I was only his. And he hadn’t chosen me because I had wits and ambition.

He’d chosen me because I had most of my teeth and a working womb. ”

The sun was high enough now that it was difficult to look directly at the girl who would become Vivian Rolfe.

She was a shadow, a hole torn neatly in the sky, which told us a terrible story.

“You were born still in the caul,” said the shadow.

“Tiny and curled up, like the fiddlehead of a fern. But dead, of course.” At my side, you began to shake.

“Remember that—you were born dead. Every breath you’ve drawn since then, every second you’ve lived, was a gift, which I gave you. ”

I stepped stupidly in front of you, as if I could shield you, as if I could catch the words before they found you. Your breath at my back was uneven, too fast.

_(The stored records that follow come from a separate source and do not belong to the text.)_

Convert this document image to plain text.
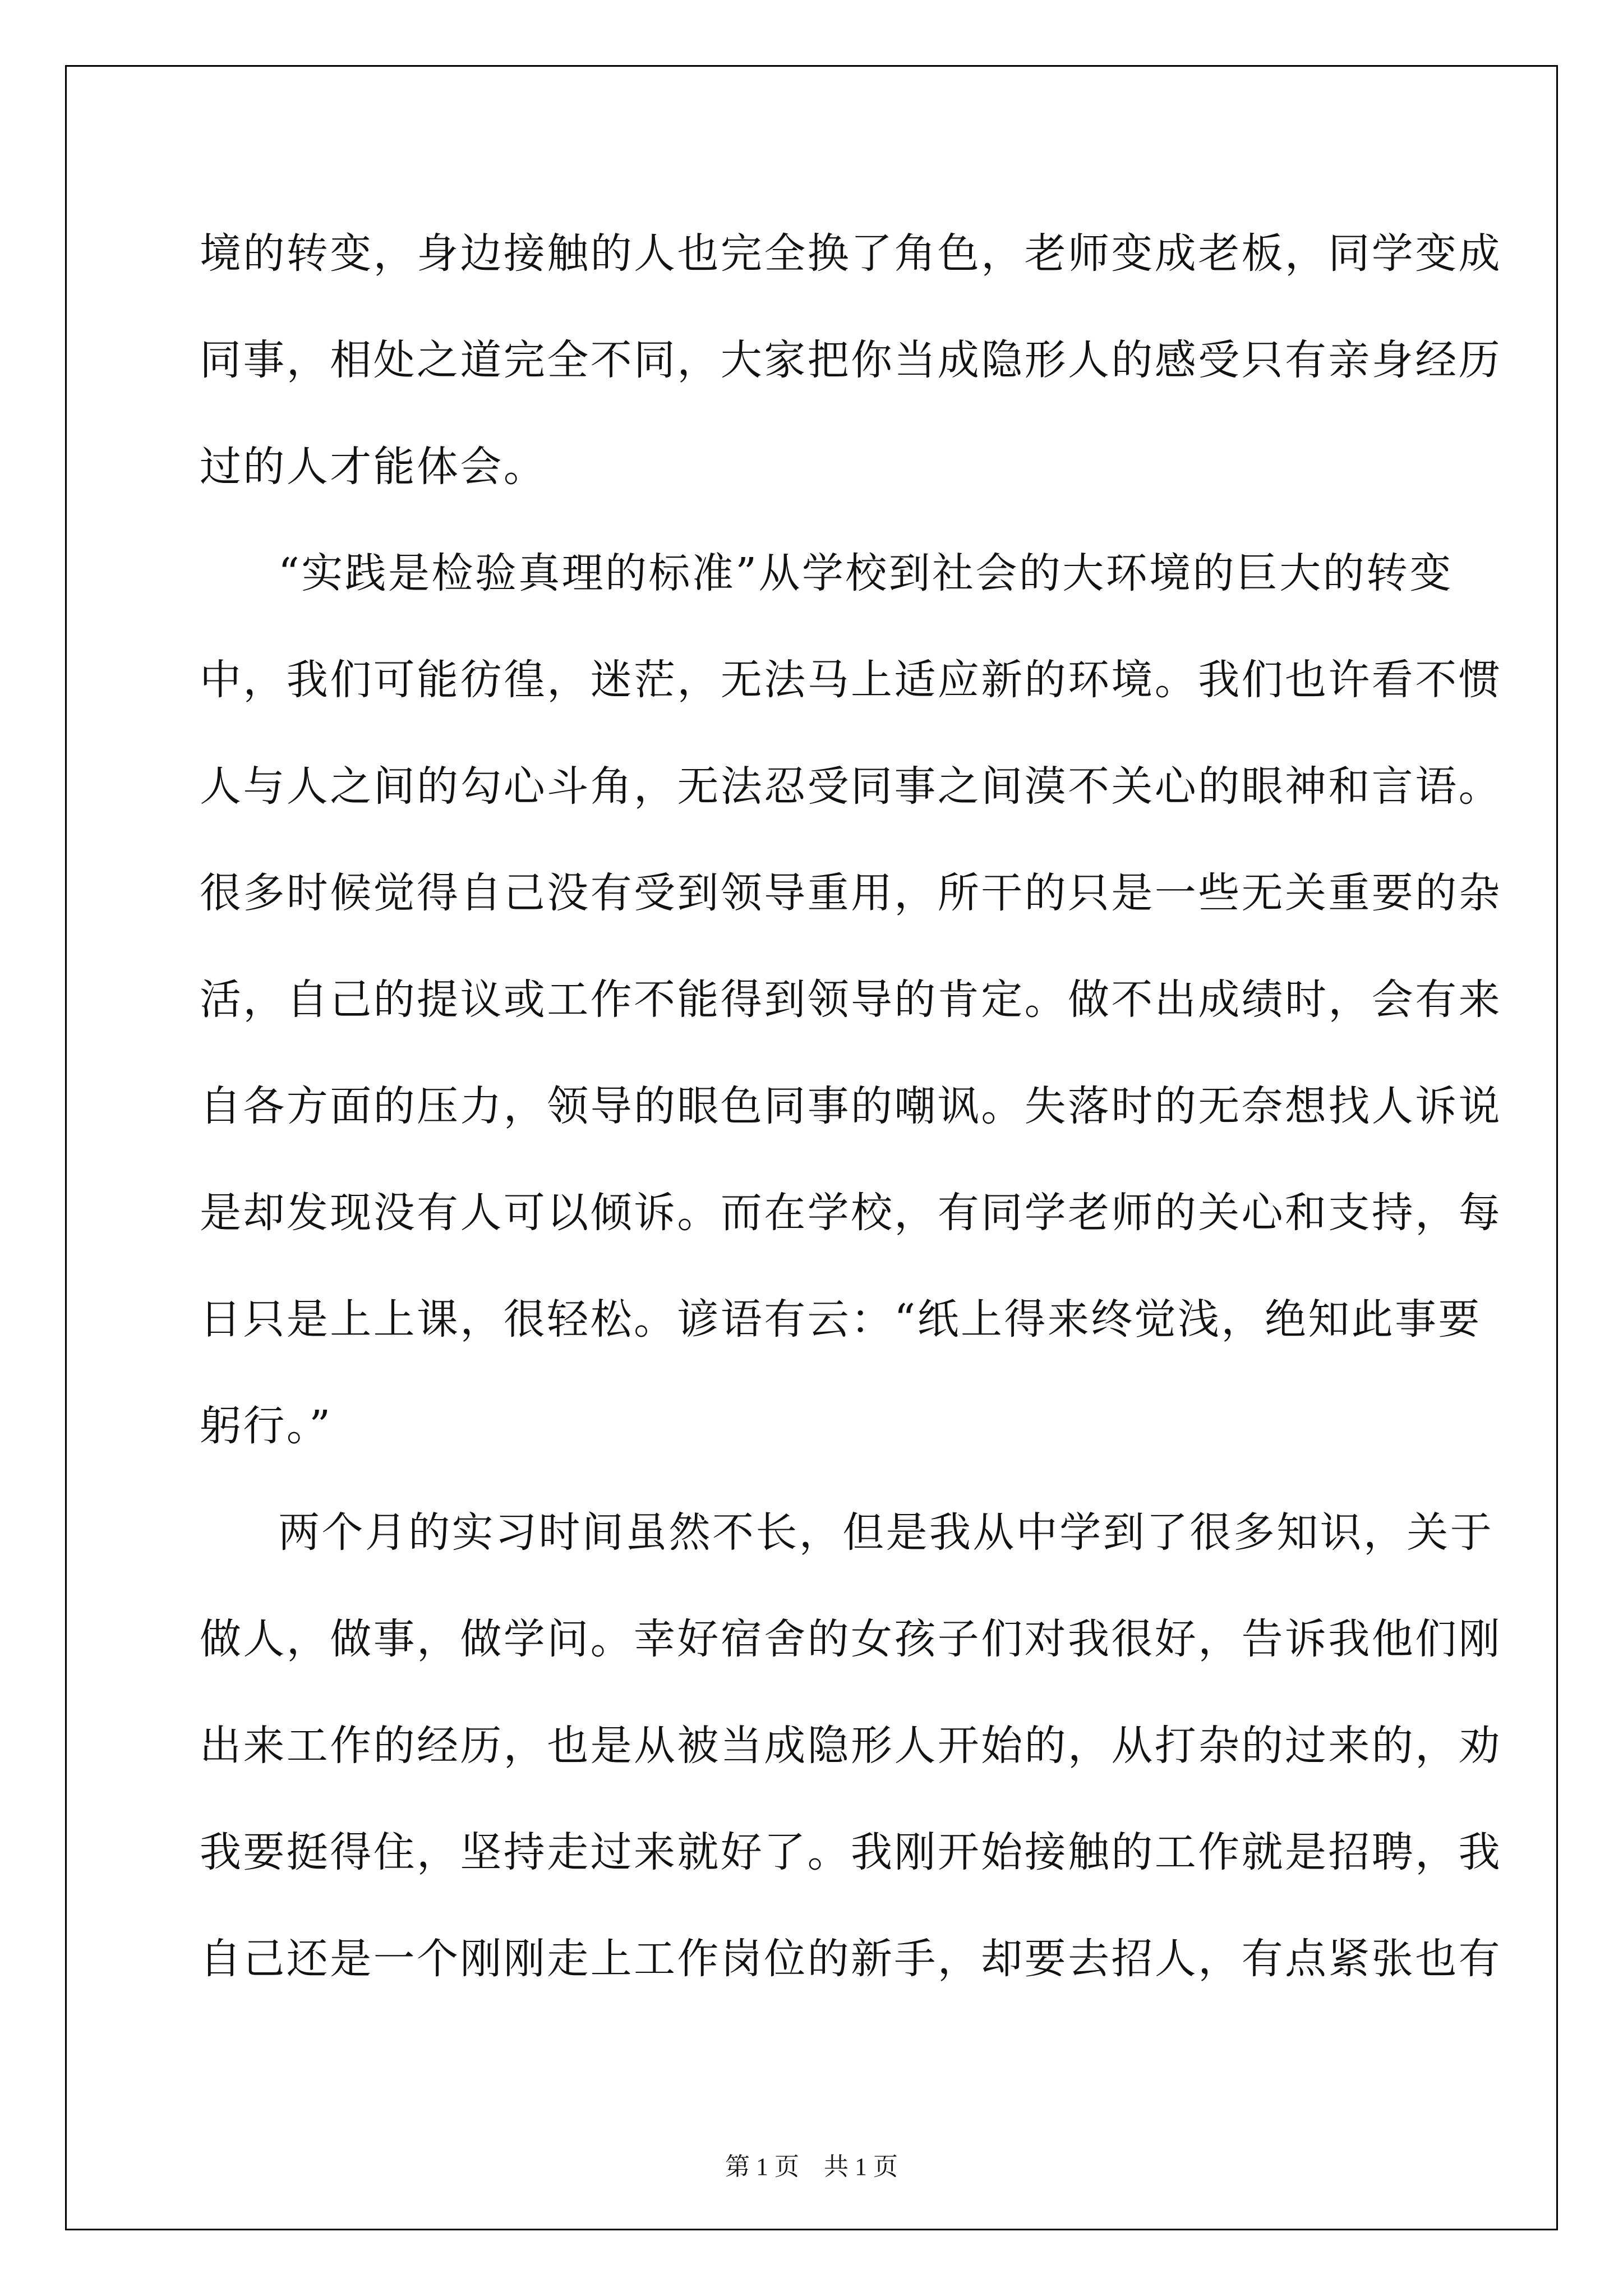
境的转变，身边接触的人也完全换了角色，老师变成老板，同学变成

同事，相处之道完全不同，大家把你当成隐形人的感受只有亲身经历

过的人才能体会。

“实践是检验真理的标准”从学校到社会的大环境的巨大的转变

中，我们可能彷徨，迷茫，无法马上适应新的环境。我们也许看不惯

人与人之间的勾心斗角，无法忍受同事之间漠不关心的眼神和言语。

很多时候觉得自己没有受到领导重用，所干的只是一些无关重要的杂

活，自己的提议或工作不能得到领导的肯定。做不出成绩时，会有来

自各方面的压力，领导的眼色同事的嘲讽。失落时的无奈想找人诉说

是却发现没有人可以倾诉。而在学校，有同学老师的关心和支持，每

日只是上上课，很轻松。谚语有云：“纸上得来终觉浅，绝知此事要

躬行。”

两个月的实习时间虽然不长，但是我从中学到了很多知识，关于

做人，做事，做学问。幸好宿舍的女孩子们对我很好，告诉我他们刚

出来工作的经历，也是从被当成隐形人开始的，从打杂的过来的，劝

我要挺得住，坚持走过来就好了。我刚开始接触的工作就是招聘，我

自己还是一个刚刚走上工作岗位的新手，却要去招人，有点紧张也有

第 1 页　共 1 页
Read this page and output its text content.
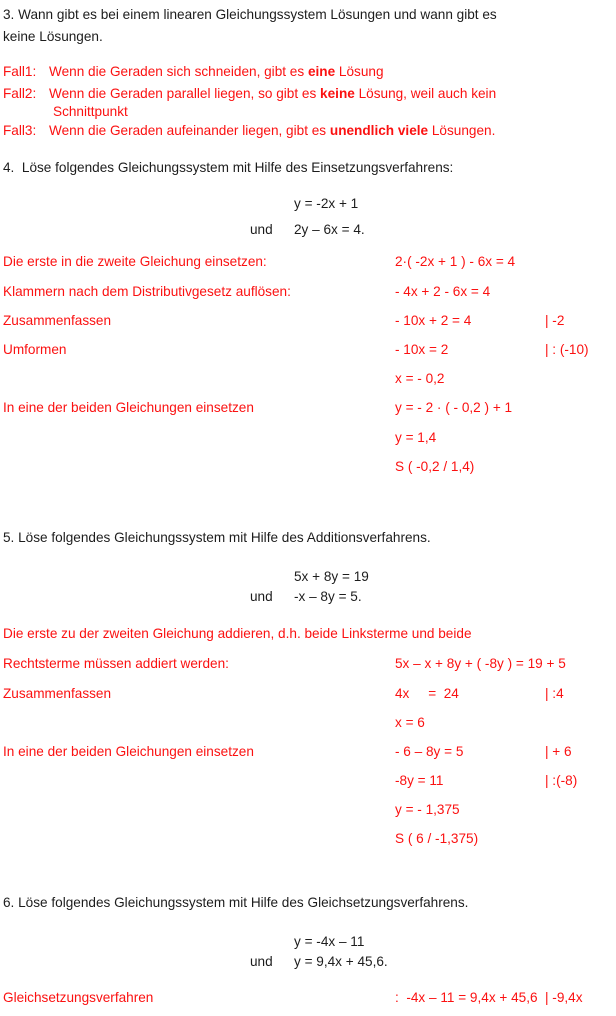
3. Wann gibt es bei einem linearen Gleichungssystem Lösungen und wann gibt es
keine Lösungen.
Fall1: Wenn die Geraden sich schneiden, gibt es eine Lösung
Fall2: Wenn die Geraden parallel liegen, so gibt es keine Lösung, weil auch kein
Schnittpunkt
Fall3: Wenn die Geraden aufeinander liegen, gibt es unendlich viele Lösungen.
4.  Löse folgendes Gleichungssystem mit Hilfe des Einsetzungsverfahrens:
y = -2x + 1
und 2y – 6x = 4.
Die erste in die zweite Gleichung einsetzen:	2·( -2x + 1 ) - 6x = 4
Klammern nach dem Distributivgesetz auflösen:	- 4x + 2 - 6x = 4
Zusammenfassen	- 10x + 2 = 4	| -2
Umformen	- 10x = 2	| : (-10)
x = - 0,2
In eine der beiden Gleichungen einsetzen	y = - 2 · ( - 0,2 ) + 1
y = 1,4
S ( -0,2 / 1,4)
5. Löse folgendes Gleichungssystem mit Hilfe des Additionsverfahrens.
5x + 8y = 19
und -x – 8y = 5.
Die erste zu der zweiten Gleichung addieren, d.h. beide Linksterme und beide
Rechtsterme müssen addiert werden:	5x – x + 8y + ( -8y ) = 19 + 5
Zusammenfassen	4x     =  24	| :4
x = 6
In eine der beiden Gleichungen einsetzen	- 6 – 8y = 5	| + 6
-8y = 11	| :(-8)
y = - 1,375
S ( 6 / -1,375)
6. Löse folgendes Gleichungssystem mit Hilfe des Gleichsetzungsverfahrens.
y = -4x – 11
und y = 9,4x + 45,6.
Gleichsetzungsverfahren	:  -4x – 11 = 9,4x + 45,6 | -9,4x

The shadow continued. “A necessary sacrifice, he called you, in exchange for greatness. I told him I would be great, too, one day, and he couldn’t imagine it.

He laughed at me—laughed! While I held our little dead daughter!

Then he kissed my brow and told me to go to sleep, and so”—the shadow shrugged—“I killed him.”

You said, like a woman holding fast to one guiding star in thick fog, “Good.”

“Yes,” said the shadow. “I should have done it sooner, probably, but I loved him so. Another thing he taught me: There is nothing a person will not endure, for love.” A lesson she had passed down to her daughter. Who is free, who loves another?

“And then?” I asked. I wasn’t sure I wanted to know, but you did, and the sun was hot on my face and my legs were tired and I wanted, badly, to be through with this.